"Money in politics" isn't the problem you think it is

What explains the inability of money to decisively shape public opinion? For one thing, social media has empowered candidates to communicate with voters, both directly and by way of the more traditional media, which eagerly follows an online buzz once it starts and grows to a critical mass. Just ask Donald Trump — a candidate who had more of his own money to spend than anyone else and who, thanks to a six-month barrage of tweets and outrageous comments to media outlets, managed to buy himself the equivalent of a billion-dollar’s worth of free advertising.

But that isn’t a sufficient explanation. For that we need to remember the old adage immortalized by the Beatles: Money (and attention) can’t buy you love. Trump might have tweeted up a storm and been ignored, or been treated by likely voters as the sideshow that so many commentators originally took his campaign to be. Instead, they liked what they heard from him and rallied to his side.

All the money and tweets in the world won’t matter if the people don’t like the message and the messenger. (I’m looking at you, Jeb and Marco.)
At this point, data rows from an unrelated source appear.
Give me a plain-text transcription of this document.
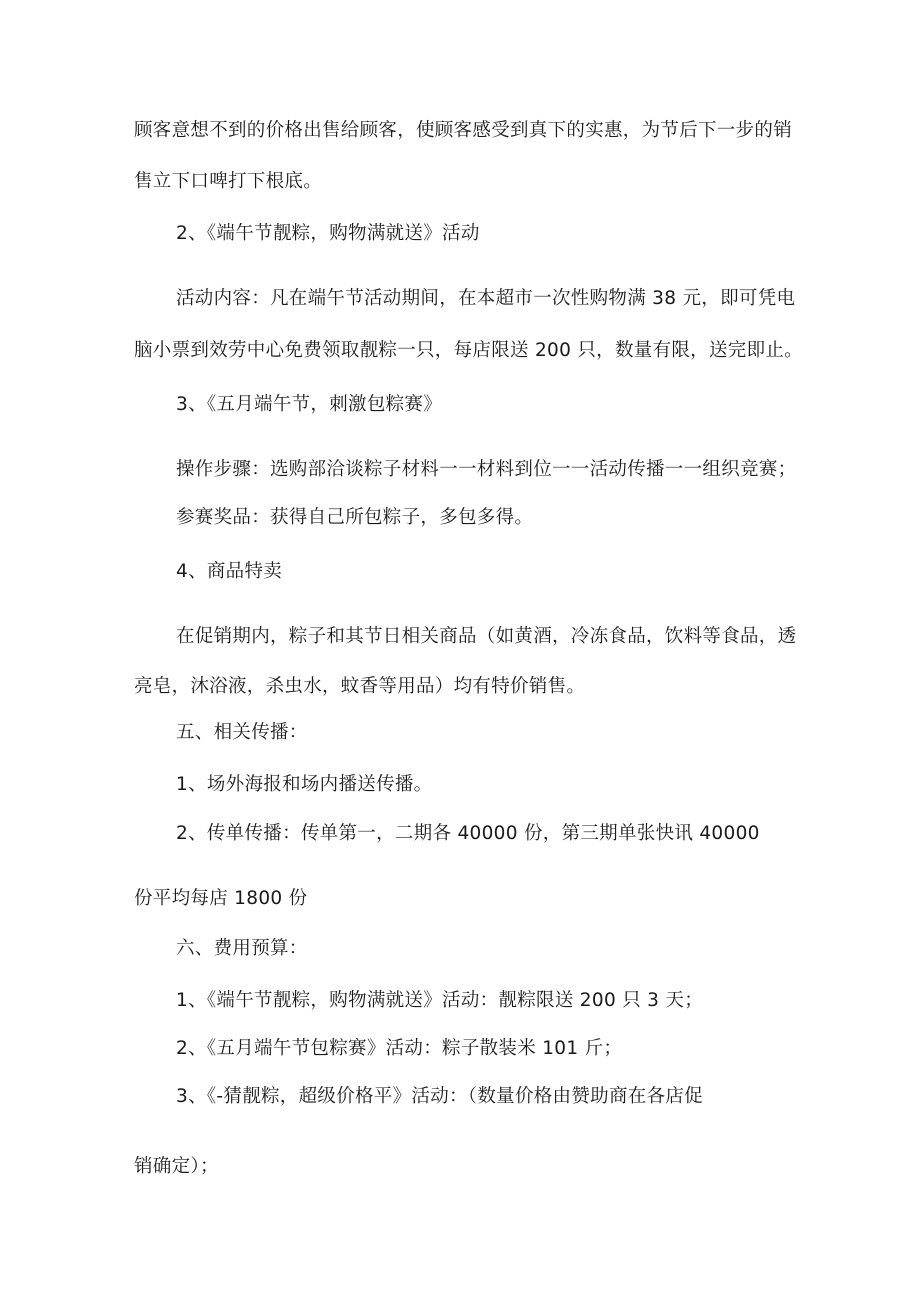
顾客意想不到的价格出售给顾客，使顾客感受到真下的实惠，为节后下一步的销
售立下口啤打下根底。
2、《端午节靓粽，购物满就送》活动
活动内容：凡在端午节活动期间，在本超市一次性购物满 38 元，即可凭电
脑小票到效劳中心免费领取靓粽一只，每店限送 200 只，数量有限，送完即止。
3、《五月端午节，刺激包粽赛》
操作步骤：选购部洽谈粽子材料一一材料到位一一活动传播一一组织竞赛；
参赛奖品：获得自己所包粽子，多包多得。
4、商品特卖
在促销期内，粽子和其节日相关商品（如黄酒，冷冻食品，饮料等食品，透
亮皂，沐浴液，杀虫水，蚊香等用品）均有特价销售。
五、相关传播：
1、场外海报和场内播送传播。
2、传单传播：传单第一，二期各 40000 份，第三期单张快讯 40000
份平均每店 1800 份
六、费用预算：
1、《端午节靓粽，购物满就送》活动：靓粽限送 200 只 3 天；
2、《五月端午节包粽赛》活动：粽子散装米 101 斤；
3、《-猜靓粽，超级价格平》活动：（数量价格由赞助商在各店促
销确定）；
This is a crucially important point for progressives — because they need to get this right. The case for regulating and limiting money in politics needs to be based on facts. It might seem wrong in some abstract sense for a small group of people or families to be permitted to spend their fortunes on funding their preferred presidential contenders. But if that money is largely ineffective, reform efforts should be directed elsewhere.